Using the SEER database, we identified 105,511 patients diagnosed with RC from 1988-2012. Main outcomes were disease-specific survival (DSS) and overall survival (OS).
In patients with stage I-III RC, women achieved a longer DSS (HR 0.87, P < 0.001) than men, independent of age, from 1988-2012. In stage IV disease, the sex disparity favoring women was limited to the age 18-44 yr cohort (DSS HR 0.79, P < 0.001). The sex difference in DSS (Pinteraction = 0.009) was significantly reduced from 2004 to 2012 across all ages. Hispanics and Native Americans with locoregional RC had inferior DSS relative to Whites from 1988-2003, but these differences were not evident from 2004-2012 (Pinteraction = 0.001). Additionally, Asians with stage I-III RC had superior DSS from 2004 on compared to Whites. Mortality in African American patients improved modestly overall and remained significantly higher than other ethnicities/races across all stages.

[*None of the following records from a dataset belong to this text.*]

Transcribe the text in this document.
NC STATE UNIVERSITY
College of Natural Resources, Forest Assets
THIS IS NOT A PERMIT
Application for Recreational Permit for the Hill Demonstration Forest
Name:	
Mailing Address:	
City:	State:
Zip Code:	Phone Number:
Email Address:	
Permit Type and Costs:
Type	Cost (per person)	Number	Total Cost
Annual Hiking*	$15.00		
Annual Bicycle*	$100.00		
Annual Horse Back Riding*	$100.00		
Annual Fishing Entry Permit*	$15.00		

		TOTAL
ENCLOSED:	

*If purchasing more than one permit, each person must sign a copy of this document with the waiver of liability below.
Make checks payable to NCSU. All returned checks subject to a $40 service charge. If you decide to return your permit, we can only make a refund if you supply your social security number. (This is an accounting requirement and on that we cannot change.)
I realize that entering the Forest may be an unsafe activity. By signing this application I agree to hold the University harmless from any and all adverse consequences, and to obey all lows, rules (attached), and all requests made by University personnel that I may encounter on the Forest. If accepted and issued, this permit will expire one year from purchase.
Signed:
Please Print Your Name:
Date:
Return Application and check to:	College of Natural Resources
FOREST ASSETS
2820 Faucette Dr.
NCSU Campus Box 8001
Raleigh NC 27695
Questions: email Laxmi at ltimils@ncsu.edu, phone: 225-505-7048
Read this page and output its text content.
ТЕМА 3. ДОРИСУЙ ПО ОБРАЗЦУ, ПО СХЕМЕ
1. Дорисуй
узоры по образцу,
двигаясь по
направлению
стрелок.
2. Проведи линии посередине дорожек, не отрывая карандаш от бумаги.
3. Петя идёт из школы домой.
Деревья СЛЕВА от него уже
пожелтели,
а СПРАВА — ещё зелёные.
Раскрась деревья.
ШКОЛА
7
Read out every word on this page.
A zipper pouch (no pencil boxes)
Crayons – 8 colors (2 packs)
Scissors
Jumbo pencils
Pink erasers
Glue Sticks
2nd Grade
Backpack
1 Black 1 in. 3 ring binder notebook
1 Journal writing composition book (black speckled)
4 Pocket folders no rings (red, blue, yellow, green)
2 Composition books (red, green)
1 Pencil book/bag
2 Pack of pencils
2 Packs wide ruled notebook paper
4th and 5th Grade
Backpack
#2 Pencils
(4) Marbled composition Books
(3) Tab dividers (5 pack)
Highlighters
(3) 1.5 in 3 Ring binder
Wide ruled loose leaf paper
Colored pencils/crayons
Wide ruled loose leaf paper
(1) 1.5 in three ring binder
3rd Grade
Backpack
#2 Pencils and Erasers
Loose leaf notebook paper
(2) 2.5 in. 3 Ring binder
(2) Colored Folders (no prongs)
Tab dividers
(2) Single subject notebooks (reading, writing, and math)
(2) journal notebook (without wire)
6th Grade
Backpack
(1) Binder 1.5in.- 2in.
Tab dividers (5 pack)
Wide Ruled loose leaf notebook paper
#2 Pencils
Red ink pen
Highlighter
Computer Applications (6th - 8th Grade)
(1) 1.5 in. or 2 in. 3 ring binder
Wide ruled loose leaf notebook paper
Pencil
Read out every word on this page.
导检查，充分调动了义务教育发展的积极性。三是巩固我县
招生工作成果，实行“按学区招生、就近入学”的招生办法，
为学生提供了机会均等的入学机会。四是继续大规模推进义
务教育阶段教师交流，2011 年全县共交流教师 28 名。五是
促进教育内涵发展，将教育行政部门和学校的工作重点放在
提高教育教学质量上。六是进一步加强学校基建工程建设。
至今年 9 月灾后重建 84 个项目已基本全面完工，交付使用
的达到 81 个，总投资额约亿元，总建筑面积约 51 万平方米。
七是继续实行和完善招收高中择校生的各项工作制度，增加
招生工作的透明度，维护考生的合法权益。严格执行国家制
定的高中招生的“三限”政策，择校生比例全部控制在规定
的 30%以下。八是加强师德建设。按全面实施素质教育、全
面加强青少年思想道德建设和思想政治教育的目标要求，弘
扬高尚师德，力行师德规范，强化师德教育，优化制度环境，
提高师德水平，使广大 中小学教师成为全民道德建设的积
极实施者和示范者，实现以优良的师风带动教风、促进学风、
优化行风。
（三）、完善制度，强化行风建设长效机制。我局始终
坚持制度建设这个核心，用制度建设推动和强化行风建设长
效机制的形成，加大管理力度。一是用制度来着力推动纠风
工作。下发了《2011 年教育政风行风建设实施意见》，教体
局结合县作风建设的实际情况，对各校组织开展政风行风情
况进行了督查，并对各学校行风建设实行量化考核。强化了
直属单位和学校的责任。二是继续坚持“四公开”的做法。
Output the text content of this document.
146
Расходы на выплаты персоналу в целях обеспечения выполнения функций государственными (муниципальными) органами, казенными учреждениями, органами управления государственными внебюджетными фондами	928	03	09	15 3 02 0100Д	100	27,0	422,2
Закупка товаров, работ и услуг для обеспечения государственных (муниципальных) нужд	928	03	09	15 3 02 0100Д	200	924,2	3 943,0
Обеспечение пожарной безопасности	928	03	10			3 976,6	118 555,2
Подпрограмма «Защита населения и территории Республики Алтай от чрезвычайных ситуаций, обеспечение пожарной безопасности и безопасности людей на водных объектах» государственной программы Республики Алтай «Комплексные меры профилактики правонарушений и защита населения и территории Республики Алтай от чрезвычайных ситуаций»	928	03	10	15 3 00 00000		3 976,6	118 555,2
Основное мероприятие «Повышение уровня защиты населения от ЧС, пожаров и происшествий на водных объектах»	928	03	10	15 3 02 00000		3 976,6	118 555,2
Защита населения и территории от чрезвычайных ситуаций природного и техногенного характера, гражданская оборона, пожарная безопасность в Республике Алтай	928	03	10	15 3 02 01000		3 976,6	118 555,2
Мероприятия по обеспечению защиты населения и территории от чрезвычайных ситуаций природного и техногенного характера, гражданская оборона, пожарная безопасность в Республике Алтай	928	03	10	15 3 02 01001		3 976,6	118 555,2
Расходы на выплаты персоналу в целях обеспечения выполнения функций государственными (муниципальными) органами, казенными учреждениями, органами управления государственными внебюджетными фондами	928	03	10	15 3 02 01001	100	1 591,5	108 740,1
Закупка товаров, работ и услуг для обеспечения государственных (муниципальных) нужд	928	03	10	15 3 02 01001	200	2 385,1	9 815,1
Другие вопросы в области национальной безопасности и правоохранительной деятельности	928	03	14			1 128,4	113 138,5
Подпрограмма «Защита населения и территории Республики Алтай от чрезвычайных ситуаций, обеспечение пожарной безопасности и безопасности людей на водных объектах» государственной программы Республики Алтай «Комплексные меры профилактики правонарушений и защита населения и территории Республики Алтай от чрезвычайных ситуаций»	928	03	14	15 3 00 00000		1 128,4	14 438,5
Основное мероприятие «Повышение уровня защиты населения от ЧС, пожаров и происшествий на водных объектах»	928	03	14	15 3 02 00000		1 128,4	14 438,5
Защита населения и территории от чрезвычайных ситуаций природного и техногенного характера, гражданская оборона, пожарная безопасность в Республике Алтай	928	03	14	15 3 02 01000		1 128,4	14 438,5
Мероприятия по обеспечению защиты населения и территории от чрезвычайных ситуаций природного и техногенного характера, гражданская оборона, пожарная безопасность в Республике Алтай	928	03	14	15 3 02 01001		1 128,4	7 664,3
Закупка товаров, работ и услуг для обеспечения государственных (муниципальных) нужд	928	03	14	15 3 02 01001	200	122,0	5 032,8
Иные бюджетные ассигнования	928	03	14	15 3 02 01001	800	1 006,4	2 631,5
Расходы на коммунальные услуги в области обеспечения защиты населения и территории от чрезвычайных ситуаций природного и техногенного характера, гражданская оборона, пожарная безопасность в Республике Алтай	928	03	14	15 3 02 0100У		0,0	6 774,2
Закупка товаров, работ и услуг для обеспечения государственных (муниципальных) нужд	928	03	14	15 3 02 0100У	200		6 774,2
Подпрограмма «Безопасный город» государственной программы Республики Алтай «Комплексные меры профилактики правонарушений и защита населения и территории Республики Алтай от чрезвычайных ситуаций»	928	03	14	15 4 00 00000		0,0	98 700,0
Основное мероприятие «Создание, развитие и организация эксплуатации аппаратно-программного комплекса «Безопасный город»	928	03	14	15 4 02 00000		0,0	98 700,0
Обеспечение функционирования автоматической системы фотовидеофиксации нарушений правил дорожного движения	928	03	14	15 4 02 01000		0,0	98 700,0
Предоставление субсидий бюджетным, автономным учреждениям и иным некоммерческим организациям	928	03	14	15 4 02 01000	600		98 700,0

Sex disparities have narrowed in patients with metastatic RC, but persist in patients with stage I-III disease. These differences are most evident among young patients (18-44 years), where sex disparities have even widened in stage I-III disease. While outcomes have improved for Asians, Hispanics, and Native Americans with stage I-III rectal cancer, black-white disparities remain in all disease stages.